Depuis l’annonce du départ de Salif Diallo, que de concerts de louanges. Chacun y va de son souvenir. Il était bon, généreux, humain, ange, génie… Est-ce que ceux qui débitent ces choses savent même de qui il parlent ? Moi qui le connais de fond en comble parce que compagnons depuis le début de son aventure politique, j’ai une autre idée de l’homme.

Alors, ne comptez pas sur moi pour vous imiter dans vos discours dithyrambiques. Non ! Non ! Non ! Et j’ai mes raisons tout à fait personnelles.

Figurez-vous que ce monsieur m’a un jour proprement grondé devant des camarades au siège provincial du parti. Nous y étions pour une réunion-bilan et il en avait profité pour me « remonter les bretelles », selon ses propres termes. Pour une banale histoire de quelques 1 million et demi de nos francs qu’il m’avait chargé d’utiliser pour une activité de mise en place de structures du parti dans une région.

Or, il se trouvait qu’à la même période je traversais un moment difficile. Voici quelques mois que ma petite amie me réclamait un scooter et un phone Galaxie S7.Vous même connaissez les petites de maintenant. Elle me menaçait de me quitter pour aller avec un jeune. Mon âge ne militant pas en ma faveur, j’ai jugé prudent d’utiliser les sous à moi confiés pour la satisfaire et évidemment, que croyez-vous, je comptais prendre un prêt scolaire pour combler le trou. Mais une fois le prêt pris, la midinette revint avec d’autres lubies qui ont englouti encore les sous.

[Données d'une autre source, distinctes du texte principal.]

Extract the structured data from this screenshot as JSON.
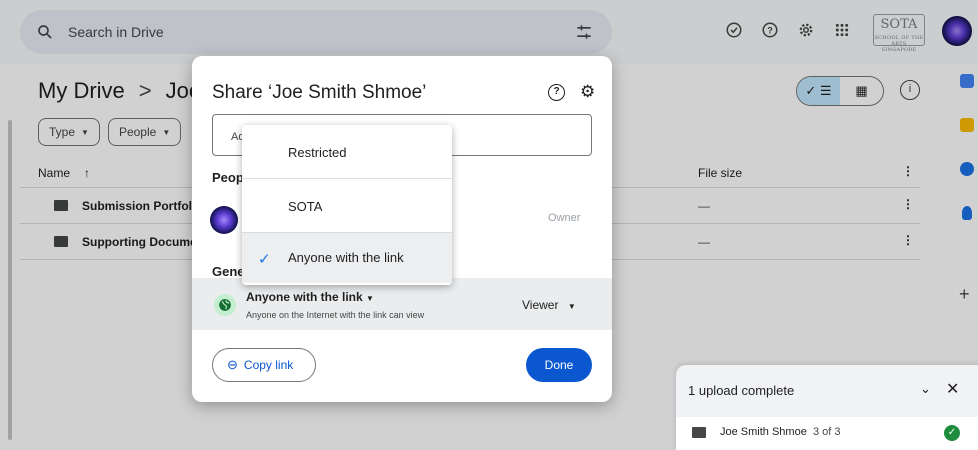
{
  "search": {
    "placeholder": "Search in Drive"
  },
  "logo": {
    "text": "SOTA",
    "subtext": "SCHOOL OF THE ARTS SINGAPORE"
  },
  "breadcrumb": {
    "root": "My Drive",
    "separator": ">",
    "current": "Joe"
  },
  "filters": {
    "type": "Type",
    "people": "People"
  },
  "table": {
    "col_name": "Name",
    "col_size": "File size",
    "rows": [
      {
        "name": "Submission Portfolio",
        "size": "—"
      },
      {
        "name": "Supporting Docume",
        "size": "—"
      }
    ]
  },
  "share_dialog": {
    "title": "Share ‘Joe Smith Shmoe’",
    "add_placeholder": "Ad",
    "people_header": "Peop",
    "owner_label": "Owner",
    "general_header": "Gene",
    "access_label": "Anyone with the link",
    "access_desc": "Anyone on the Internet with the link can view",
    "role": "Viewer",
    "copy_link": "Copy link",
    "done": "Done"
  },
  "access_menu": {
    "items": [
      {
        "label": "Restricted",
        "selected": false
      },
      {
        "label": "SOTA",
        "selected": false
      },
      {
        "label": "Anyone with the link",
        "selected": true
      }
    ]
  },
  "upload": {
    "title": "1 upload complete",
    "item_name": "Joe Smith Shmoe",
    "item_count": "3 of 3"
  },
  "colors": {
    "primary": "#0b57d0",
    "selected_view": "#c2e7ff",
    "success": "#1e8e3e"
  }
}
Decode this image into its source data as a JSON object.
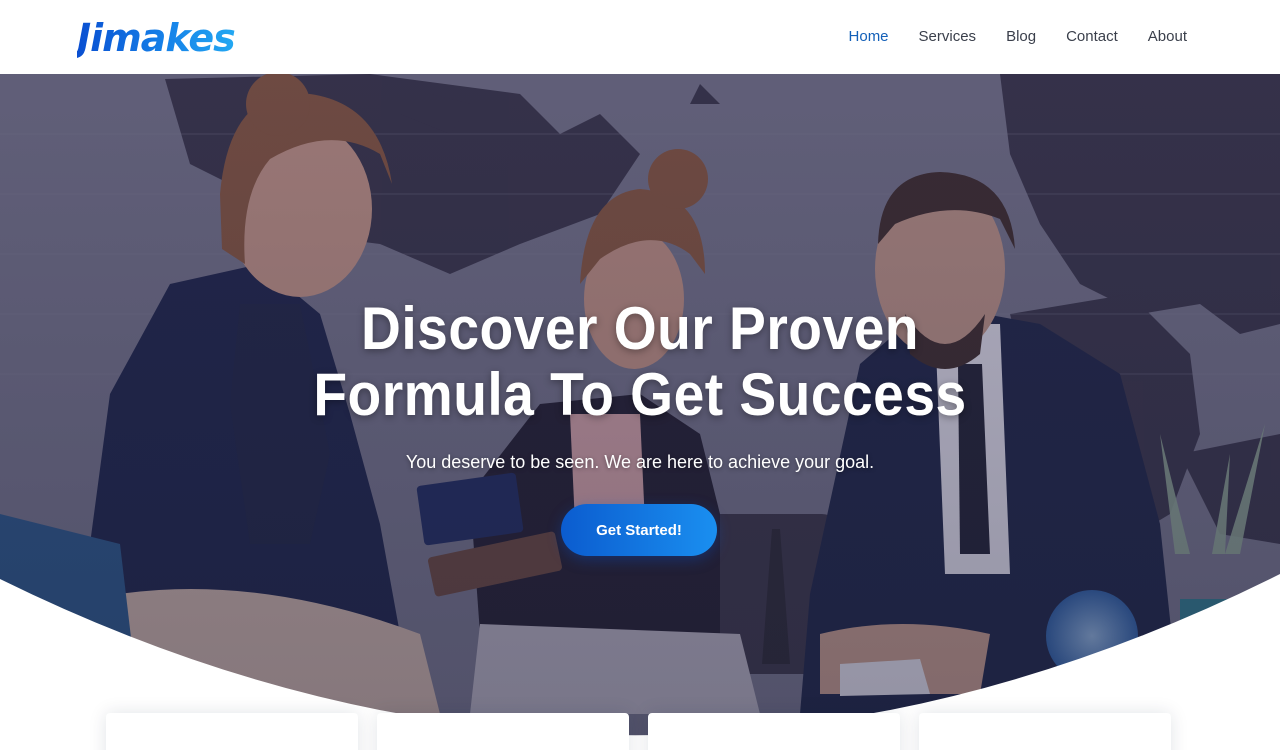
{
  "brand": {
    "logo_text": "Jimakes"
  },
  "nav": {
    "items": [
      {
        "label": "Home",
        "active": true
      },
      {
        "label": "Services",
        "active": false
      },
      {
        "label": "Blog",
        "active": false
      },
      {
        "label": "Contact",
        "active": false
      },
      {
        "label": "About",
        "active": false
      }
    ]
  },
  "hero": {
    "title_line1": "Discover Our Proven",
    "title_line2": "Formula To Get Success",
    "subtitle": "You deserve to be seen. We are here to achieve your goal.",
    "cta_label": "Get Started!",
    "background_image": "business-team-meeting-photo"
  },
  "colors": {
    "brand_blue": "#0a4fd1",
    "brand_light_blue": "#23a8f2",
    "nav_active": "#1460b8",
    "nav_text": "#3a3f4b",
    "cta_start": "#0b5ccf",
    "cta_end": "#1a8ff0"
  }
}
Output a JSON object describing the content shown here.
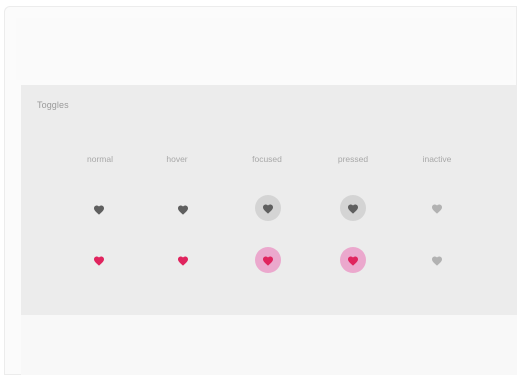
{
  "section": {
    "title": "Toggles"
  },
  "columns": [
    {
      "label": "normal"
    },
    {
      "label": "hover"
    },
    {
      "label": "focused"
    },
    {
      "label": "pressed"
    },
    {
      "label": "inactive"
    }
  ],
  "icons": {
    "toggle": "heart-icon"
  },
  "colors": {
    "off_heart": "#5f5f5f",
    "on_heart": "#e0245e",
    "inactive_heart": "#b2b2b2",
    "focus_halo_off": "#d4d4d4",
    "focus_halo_on": "#eba8cd",
    "panel_bg": "#ececec"
  },
  "rows": [
    {
      "state": "off",
      "cells": [
        "normal",
        "hover",
        "focused",
        "pressed",
        "inactive"
      ]
    },
    {
      "state": "on",
      "cells": [
        "normal",
        "hover",
        "focused",
        "pressed",
        "inactive"
      ]
    }
  ]
}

Tout humain comprendrait cela. Mais pas ce type ! Publiquement donc il entra dans une colère noire, proclama que je n’étais pas digne de confiance. Que je ne pensais qu’à moi. Ce qui était un grossier mensonge. Que le parti n’irait pas loin avec des militants de mon acabit.

« Acabit ! » Ah non ! Doucement là ! Que signifie ce mot ? « Ce n’est pas pour ton petit million que tu vas utiliser ton gros français pour m’insulter deh ! Que vient faire mon acabit dans nos histoires de parti ? »

Inutile de vous dire que cette réflexion était un monologue intérieur.

Il fit d’autres révélations comme par exemple l’argent pour la scolarisation de mes enfants qu’il m’avait remis suite à ma demande, et qui n’était pas arrivé à destination, ou mes tournées dans les services pour arnaquer (c’était son terme) les fonctionnaires. Alors que, ce faisant, mes intentions étaient louables.

Voila ce que ce camarade de parti disait, sans gants, de moi, son compagnon de longue date… en public !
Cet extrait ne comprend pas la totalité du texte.